Last week, the United States Court of Appeals for the Third Circuit rejected the appeal filed by union lawyers in Pichler v. UNITE (read the opinion here), which should result in union liability to pay a multi-million dollar damage award to employees.
The facts of the case are simple: UNITE operatives launched an organizing campaign against the Cintas Corporation, among others. As part of the campaign, UNITE operatives surveiled employee parking lots and recorded license plate numbers of parked cars (as well as cars entering and leaving). "Information brokers" then searched Department of Motor Vehicle records to obtain names and addresses corresponding to the cars.
Union organizers went to employees’ homes to pressure employees to sign union authorization cards intended to corral them into union ranks. By obtaining and using personal information from DMV records, UNITE operatives violated the federal Driver’s Privacy Protection Act (text here).
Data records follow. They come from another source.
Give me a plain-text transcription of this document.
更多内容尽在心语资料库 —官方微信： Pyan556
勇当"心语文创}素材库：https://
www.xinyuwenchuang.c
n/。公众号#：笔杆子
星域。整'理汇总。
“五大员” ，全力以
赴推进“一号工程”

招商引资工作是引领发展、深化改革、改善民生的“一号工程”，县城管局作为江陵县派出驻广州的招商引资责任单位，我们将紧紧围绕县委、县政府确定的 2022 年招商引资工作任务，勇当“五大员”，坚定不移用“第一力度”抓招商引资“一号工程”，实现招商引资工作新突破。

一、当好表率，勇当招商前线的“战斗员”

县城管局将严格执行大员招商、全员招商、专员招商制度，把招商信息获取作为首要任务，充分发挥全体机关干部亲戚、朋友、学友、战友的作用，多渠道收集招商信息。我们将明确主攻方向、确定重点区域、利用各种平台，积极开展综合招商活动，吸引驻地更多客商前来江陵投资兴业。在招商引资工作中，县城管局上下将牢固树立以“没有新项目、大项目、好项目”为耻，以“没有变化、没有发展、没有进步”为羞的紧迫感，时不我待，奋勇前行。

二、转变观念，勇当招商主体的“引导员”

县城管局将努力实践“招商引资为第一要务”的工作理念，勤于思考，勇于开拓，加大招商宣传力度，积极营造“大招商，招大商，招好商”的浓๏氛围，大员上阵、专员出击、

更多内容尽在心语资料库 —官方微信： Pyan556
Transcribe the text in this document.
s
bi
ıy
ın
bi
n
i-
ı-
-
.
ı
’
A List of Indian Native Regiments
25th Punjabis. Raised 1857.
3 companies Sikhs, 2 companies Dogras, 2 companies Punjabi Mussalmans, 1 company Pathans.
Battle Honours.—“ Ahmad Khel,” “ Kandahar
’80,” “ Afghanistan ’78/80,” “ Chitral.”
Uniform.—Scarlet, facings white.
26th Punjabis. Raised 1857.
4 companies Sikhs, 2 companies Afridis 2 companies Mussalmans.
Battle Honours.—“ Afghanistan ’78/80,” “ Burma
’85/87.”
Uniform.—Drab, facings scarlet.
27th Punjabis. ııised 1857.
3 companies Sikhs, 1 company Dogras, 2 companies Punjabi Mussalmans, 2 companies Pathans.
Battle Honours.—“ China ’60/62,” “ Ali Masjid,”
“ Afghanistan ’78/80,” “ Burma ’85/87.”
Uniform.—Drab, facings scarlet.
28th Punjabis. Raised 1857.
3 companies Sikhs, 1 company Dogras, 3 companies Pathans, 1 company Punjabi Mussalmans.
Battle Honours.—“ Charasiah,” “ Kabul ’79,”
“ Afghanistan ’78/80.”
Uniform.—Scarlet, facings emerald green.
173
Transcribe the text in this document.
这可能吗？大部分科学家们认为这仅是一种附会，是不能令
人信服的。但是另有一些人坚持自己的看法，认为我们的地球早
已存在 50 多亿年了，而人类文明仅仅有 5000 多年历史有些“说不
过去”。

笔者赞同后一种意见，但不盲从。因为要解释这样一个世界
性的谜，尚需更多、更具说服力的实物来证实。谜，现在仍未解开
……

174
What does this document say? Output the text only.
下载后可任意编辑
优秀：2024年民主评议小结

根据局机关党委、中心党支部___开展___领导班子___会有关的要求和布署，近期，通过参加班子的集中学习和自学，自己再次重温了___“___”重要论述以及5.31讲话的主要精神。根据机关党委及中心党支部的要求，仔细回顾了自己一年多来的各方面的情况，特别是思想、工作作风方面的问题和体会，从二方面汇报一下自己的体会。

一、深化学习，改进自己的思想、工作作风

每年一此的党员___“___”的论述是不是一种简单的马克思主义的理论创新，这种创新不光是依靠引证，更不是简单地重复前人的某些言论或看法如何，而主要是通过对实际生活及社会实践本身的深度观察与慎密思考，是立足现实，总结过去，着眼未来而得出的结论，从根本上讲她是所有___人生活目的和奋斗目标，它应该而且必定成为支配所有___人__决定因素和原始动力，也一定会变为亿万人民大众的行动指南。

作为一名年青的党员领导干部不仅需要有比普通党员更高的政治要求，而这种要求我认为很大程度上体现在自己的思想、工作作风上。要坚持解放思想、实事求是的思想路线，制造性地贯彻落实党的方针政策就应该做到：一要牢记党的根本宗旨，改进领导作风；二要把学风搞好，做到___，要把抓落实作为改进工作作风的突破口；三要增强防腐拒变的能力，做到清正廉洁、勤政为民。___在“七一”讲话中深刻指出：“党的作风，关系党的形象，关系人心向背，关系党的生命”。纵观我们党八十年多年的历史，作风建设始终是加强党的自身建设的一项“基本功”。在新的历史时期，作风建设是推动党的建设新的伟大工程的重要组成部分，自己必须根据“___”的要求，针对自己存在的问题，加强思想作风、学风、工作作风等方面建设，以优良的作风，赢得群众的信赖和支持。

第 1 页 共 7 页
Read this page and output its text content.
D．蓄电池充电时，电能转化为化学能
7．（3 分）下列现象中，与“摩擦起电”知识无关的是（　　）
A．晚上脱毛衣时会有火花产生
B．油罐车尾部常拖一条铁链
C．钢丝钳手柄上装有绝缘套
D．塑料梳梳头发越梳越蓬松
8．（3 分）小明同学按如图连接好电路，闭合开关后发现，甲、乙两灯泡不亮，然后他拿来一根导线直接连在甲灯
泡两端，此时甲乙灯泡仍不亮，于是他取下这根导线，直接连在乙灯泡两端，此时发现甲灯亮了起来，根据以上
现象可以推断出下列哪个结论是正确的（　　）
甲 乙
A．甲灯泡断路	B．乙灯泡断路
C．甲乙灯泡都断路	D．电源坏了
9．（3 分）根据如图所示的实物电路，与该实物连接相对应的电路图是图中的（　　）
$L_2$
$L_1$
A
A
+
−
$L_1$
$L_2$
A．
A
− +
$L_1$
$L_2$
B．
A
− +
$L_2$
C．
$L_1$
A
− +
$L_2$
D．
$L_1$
This appellate ruling clears the path for the payment of $2,500 plus possible punitive damages for each violation. If the lower court allows class-wide relief to the nearly 2,000 affected employees, friends, and families who had their DMV records illegally accessed, we’re talking tens of millions of dollars.
But court records indicate that another 12,000 or so individuals’ personal information was obtained in violation of the DPPA — and these people are entirely unaware of this invasion of their privacy. That’s why Foundation attorneys have asked the courts for the right to do a one-time mailing to these thousands of other victims. That case is currently before the Third Circuit as well (for more information, read our appellate and reply briefs).
If your personal information was obtained illegally, wouldn’t you want to know about it?